Understanding the laws of the land

Many people have become fixated with issues of security in the cloud. For some it seems to be the first and last thing they think of when exploring the concept. But technological advancements, including those I discussed in my previous post about secure compute pools, are making the security question a less daunting one. Where factors are more out of the hands of the business are jurisdictional constraints about how data is stored.

A recent blog in the Back Office section of this site discussed the risks that you face if data is held in the US, where the Patriot Act allows gives law enforcement great freedom to ‘explore’ your data. In the example given, the FBI swooped on a data centre to seize data from a single account. The agents were unable to identify the relevant server and so took complete racks in the course of their investigation. As a result, quite a few business websites simply disappeared – and their data too. The message here is that your data, even if your business is carried out in Indonesia for example, is subject to these jurisdictions.

It can also be important to know which countries your cloud provider operates in. Even if your data does not leave your local country, if the provider is a US based company, US jurisdiction can apply to your data. This was highlighted recently when Microsoft was introducing a new cloud service and admitted that data stored in Europe could be accessed by US authorities.

In the UK and Europe we have legislation such as the Freedom of Information Act, EU Data Protection Directive or the banking-driven Basel II to consider. The US Sarbanes-Oxley Act from 2002 also imposes laws on the retention of data. It’s fair to say that the legislation surrounding use of the cloud is a topic for significant consideration (though in reality, it’s already the case for any data you hold that it is subject to numerous and complex standards and laws).

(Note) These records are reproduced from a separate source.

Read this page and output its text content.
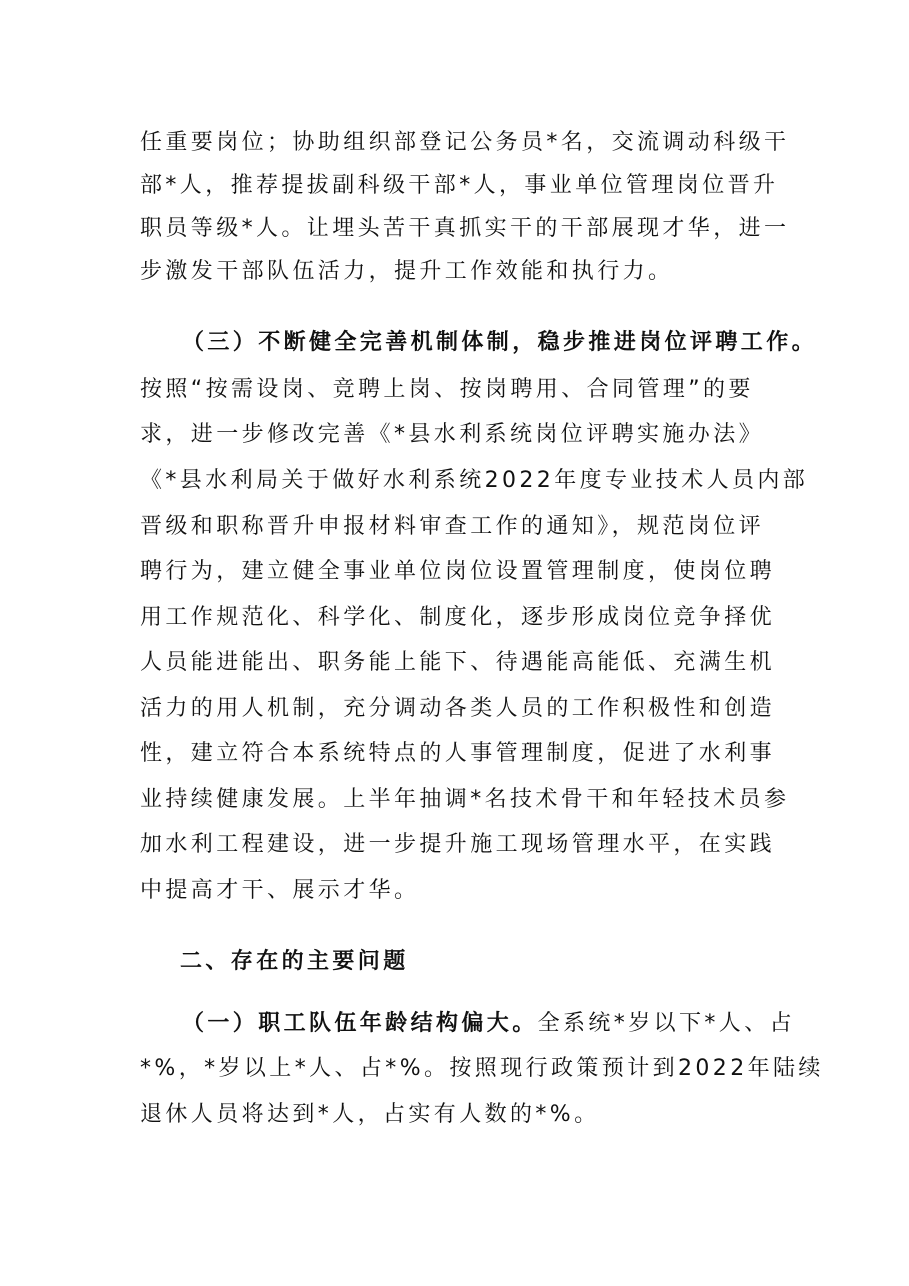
任重要岗位；协助组织部登记公务员*名，交流调动科级干
部*人，推荐提拔副科级干部*人，事业单位管理岗位晋升
职员等级*人。让埋头苦干真抓实干的干部展现才华，进一
步激发干部队伍活力，提升工作效能和执行力。
（三）不断健全完善机制体制，稳步推进岗位评聘工作。
按照“按需设岗、竞聘上岗、按岗聘用、合同管理”的要
求，进一步修改完善《*县水利系统岗位评聘实施办法》
《*县水利局关于做好水利系统2022年度专业技术人员内部
晋级和职称晋升申报材料审查工作的通知》，规范岗位评
聘行为，建立健全事业单位岗位设置管理制度，使岗位聘
用工作规范化、科学化、制度化，逐步形成岗位竞争择优
人员能进能出、职务能上能下、待遇能高能低、充满生机
活力的用人机制，充分调动各类人员的工作积极性和创造
性，建立符合本系统特点的人事管理制度，促进了水利事
业持续健康发展。上半年抽调*名技术骨干和年轻技术员参
加水利工程建设，进一步提升施工现场管理水平，在实践
中提高才干、展示才华。
二、存在的主要问题
（一）职工队伍年龄结构偏大。全系统*岁以下*人、占
*%，*岁以上*人、占*%。按照现行政策预计到2022年陆续
退休人员将达到*人，占实有人数的*%。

The type of data you store in the cloud can also have an impact on where it can be located and how it is managed – legislation normally relates to certain types of personal/medical data and where this can be stored. For commercial data it is down to to owner to understand the impact of where the data is stored and to assess the implication of legislation on their business.

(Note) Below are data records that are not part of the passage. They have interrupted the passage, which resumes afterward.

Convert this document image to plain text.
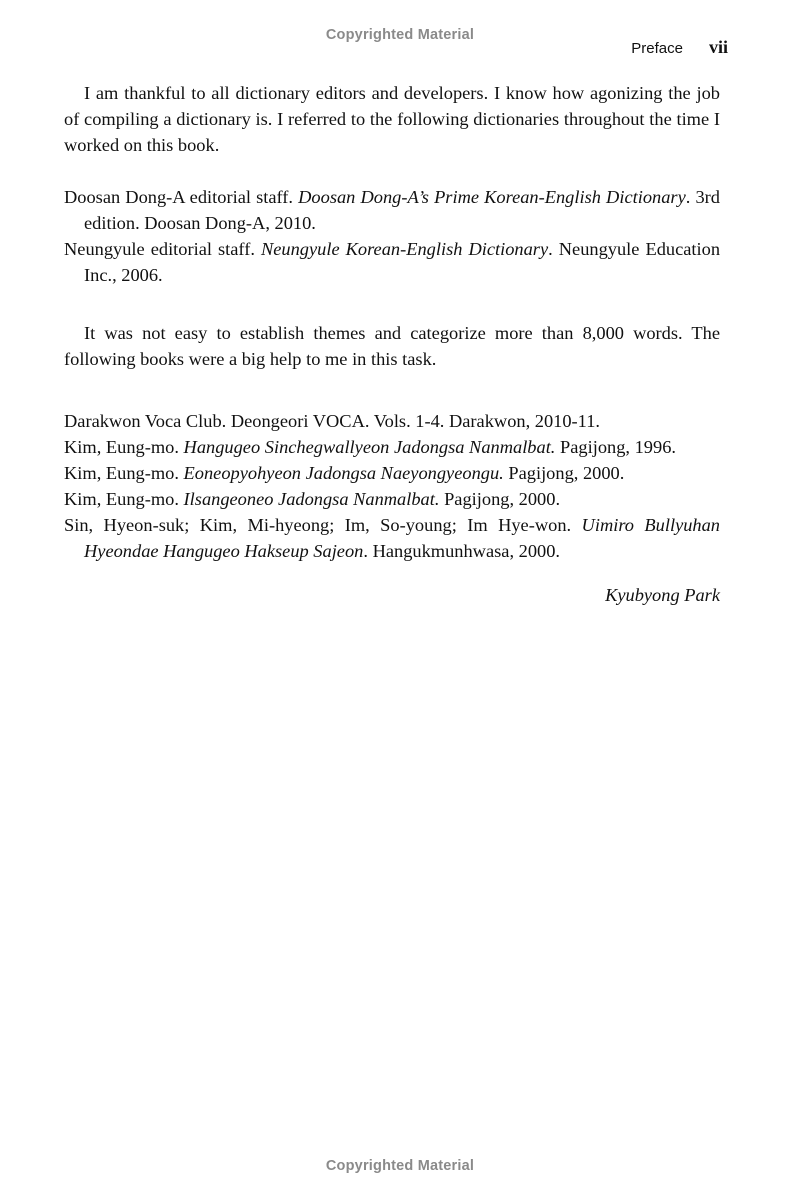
Copyrighted Material
Preface vii

I am thankful to all dictionary editors and developers. I know how agonizing the job of compiling a dictionary is. I referred to the following dictionaries throughout the time I worked on this book.

Doosan Dong-A editorial staff. Doosan Dong-A’s Prime Korean-English Dictionary. 3rd edition. Doosan Dong-A, 2010.
Neungyule editorial staff. Neungyule Korean-English Dictionary. Neungyule Education Inc., 2006.

It was not easy to establish themes and categorize more than 8,000 words. The following books were a big help to me in this task.

Darakwon Voca Club. Deongeori VOCA. Vols. 1-4. Darakwon, 2010-11.
Kim, Eung-mo. Hangugeo Sinchegwallyeon Jadongsa Nanmalbat. Pagijong, 1996.
Kim, Eung-mo. Eoneopyohyeon Jadongsa Naeyongyeongu. Pagijong, 2000.
Kim, Eung-mo. Ilsangeoneo Jadongsa Nanmalbat. Pagijong, 2000.
Sin, Hyeon-suk; Kim, Mi-hyeong; Im, So-young; Im Hye-won. Uimiro Bullyuhan Hyeondae Hangugeo Hakseup Sajeon. Hangukmunhwasa, 2000.

Kyubyong Park

Copyrighted Material
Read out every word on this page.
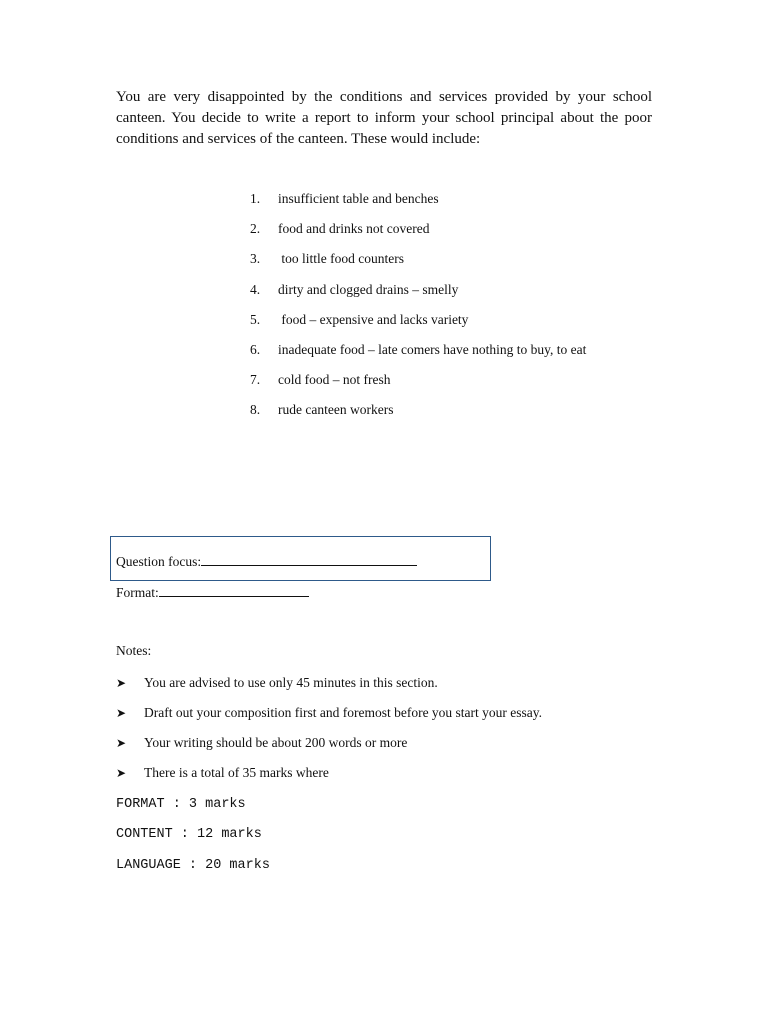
You are very disappointed by the conditions and services provided by your school canteen. You decide to write a report to inform your school principal about the poor conditions and services of the canteen. These would include:

1.	insufficient table and benches
2.	food and drinks not covered
3.	too little food counters
4.	dirty and clogged drains – smelly
5.	food – expensive and lacks variety
6.	inadequate food – late comers have nothing to buy, to eat
7.	cold food – not fresh
8.	rude canteen workers
Question focus:
Format:
Notes:
➤	You are advised to use only 45 minutes in this section.
➤	Draft out your composition first and foremost before you start your essay.
➤	Your writing should be about 200 words or more
➤	There is a total of 35 marks where
FORMAT : 3 marks
CONTENT : 12 marks
LANGUAGE : 20 marks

Whether or not laws are changed, the issues need to be presented in a transparent fashion – and hence widely understood. Where many of us in the industry will be comfortable with a solid piece of technological advancement, we don’t have the legal know-how to navigate a legislative minefield.

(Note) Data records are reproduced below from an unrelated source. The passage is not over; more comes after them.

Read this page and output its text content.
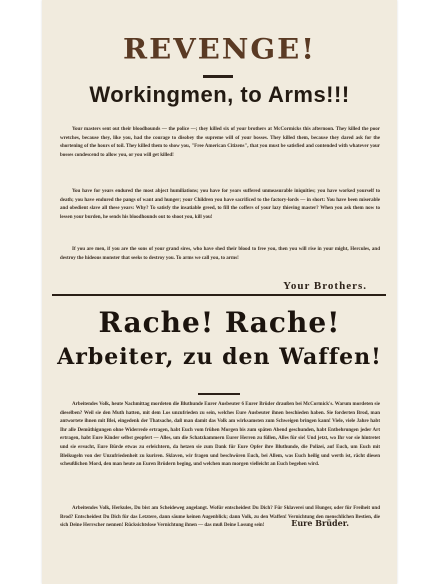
REVENGE!
Workingmen, to Arms!!!

Your masters sent out their bloodhounds — the police —; they killed six of your brothers at McCormicks this afternoon. They killed the poor wretches, because they, like you, had the courage to disobey the supreme will of your bosses. They killed them, because they dared ask for the shortening of the hours of toil. They killed them to show you, "Free American Citizens", that you must be satisfied and contended with whatever your bosses condescend to allow you, or you will get killed!

You have for years endured the most abject humiliations; you have for years suffered unmeasurable iniquities; you have worked yourself to death; you have endured the pangs of want and hunger; your Children you have sacrificed to the factory-lords — in short: You have been miserable and obedient slave all these years: Why? To satisfy the insatiable greed, to fill the coffers of your lazy thieving master? When you ask them now to lessen your burden, he sends his bloodhounds out to shoot you, kill you!

If you are men, if you are the sons of your grand sires, who have shed their blood to free you, then you will rise in your might, Hercules, and destroy the hideous monster that seeks to destroy you. To arms we call you, to arms!

Your Brothers.
Rache! Rache!
Arbeiter, zu den Waffen!

Arbeitendes Volk, heute Nachmittag mordeten die Bluthunde Eurer Ausbeuter 6 Eurer Brüder draußen bei McCormick's. Warum mordeten sie dieselben? Weil sie den Muth hatten, mit dem Los unzufrieden zu sein, welches Eure Ausbeuter ihnen beschieden haben. Sie forderten Brod, man antwortete ihnen mit Blei, eingedenk der Thatsache, daß man damit das Volk am wirksamsten zum Schweigen bringen kann! Viele, viele Jahre habt Ihr alle Demüthigungen ohne Widerrede ertragen, habt Euch vom frühen Morgen bis zum späten Abend geschunden, habt Entbehrungen jeder Art ertragen, habt Eure Kinder selbst geopfert — Alles, um die Schatzkammern Eurer Herren zu füllen, Alles für sie! Und jetzt, wo Ihr vor sie hintretet und sie ersucht, Eure Bürde etwas zu erleichtern, da hetzen sie zum Dank für Eure Opfer ihre Bluthunde, die Polizei, auf Euch, um Euch mit Bleikugeln von der Unzufriedenheit zu kuriren. Sklaven, wir fragen und beschwören Euch, bei Allem, was Euch heilig und werth ist, rächt diesen scheußlichen Mord, den man heute an Euren Brüdern beging, und welchen man morgen vielleicht an Euch begehen wird.

Arbeitendes Volk, Herkules, Du bist am Scheideweg angelangt. Wofür entscheidest Du Dich? Für Sklaverei und Hunger, oder für Freiheit und Brod? Entscheidest Du Dich für das Letztere, dann säume keinen Augenblick; dann Volk, zu den Waffen! Vernichtung den menschlichen Bestien, die sich Deine Herrscher nennen! Rücksichtslose Vernichtung ihnen — das muß Deine Losung sein!	Eure Brüder.
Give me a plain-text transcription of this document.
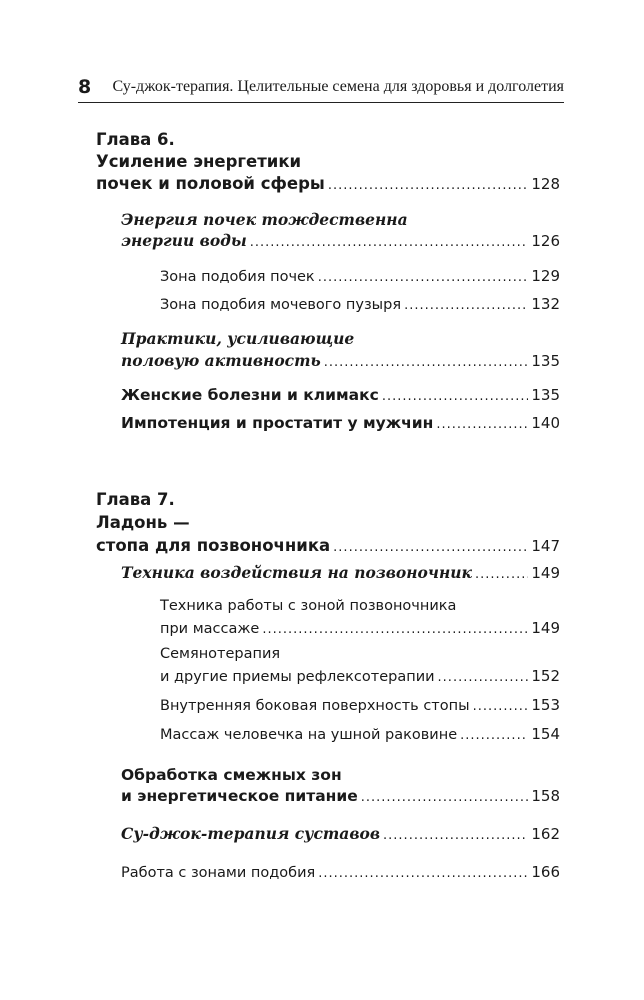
8 Су-джок-терапия. Целительные семена для здоровья и долголетия
Глава 6.
Усиление энергетики
почек и половой сферы .....	128
Энергия почек тождественна
энергии воды .....	126
Зона подобия почек .....	129
Зона подобия мочевого пузыря .....	132
Практики, усиливающие
половую активность .....	135
Женские болезни и климакс .....	135
Импотенция и простатит у мужчин .....	140
Глава 7.
Ладонь —
стопа для позвоночника .....	147
Техника воздействия на позвоночник .....	149
Техника работы с зоной позвоночника
при массаже .....	149
Семянотерапия
и другие приемы рефлексотерапии .....	152
Внутренняя боковая поверхность стопы .....	153
Массаж человечка на ушной раковине .....	154
Обработка смежных зон
и энергетическое питание .....	158
Су-джок-терапия суставов .....	162
Работа с зонами подобия .....	166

I believe that there needs to be within the industry, recognition of the factors which determine the security of data – beyond the technological challenges. Hardware and software vendors, service providers, end-users and even governments themselves need to be alert to the impact this will have on the advancement of cloud computing – and hence to the democratisation of computing services which will be critical in the expansion of many businesses and economies.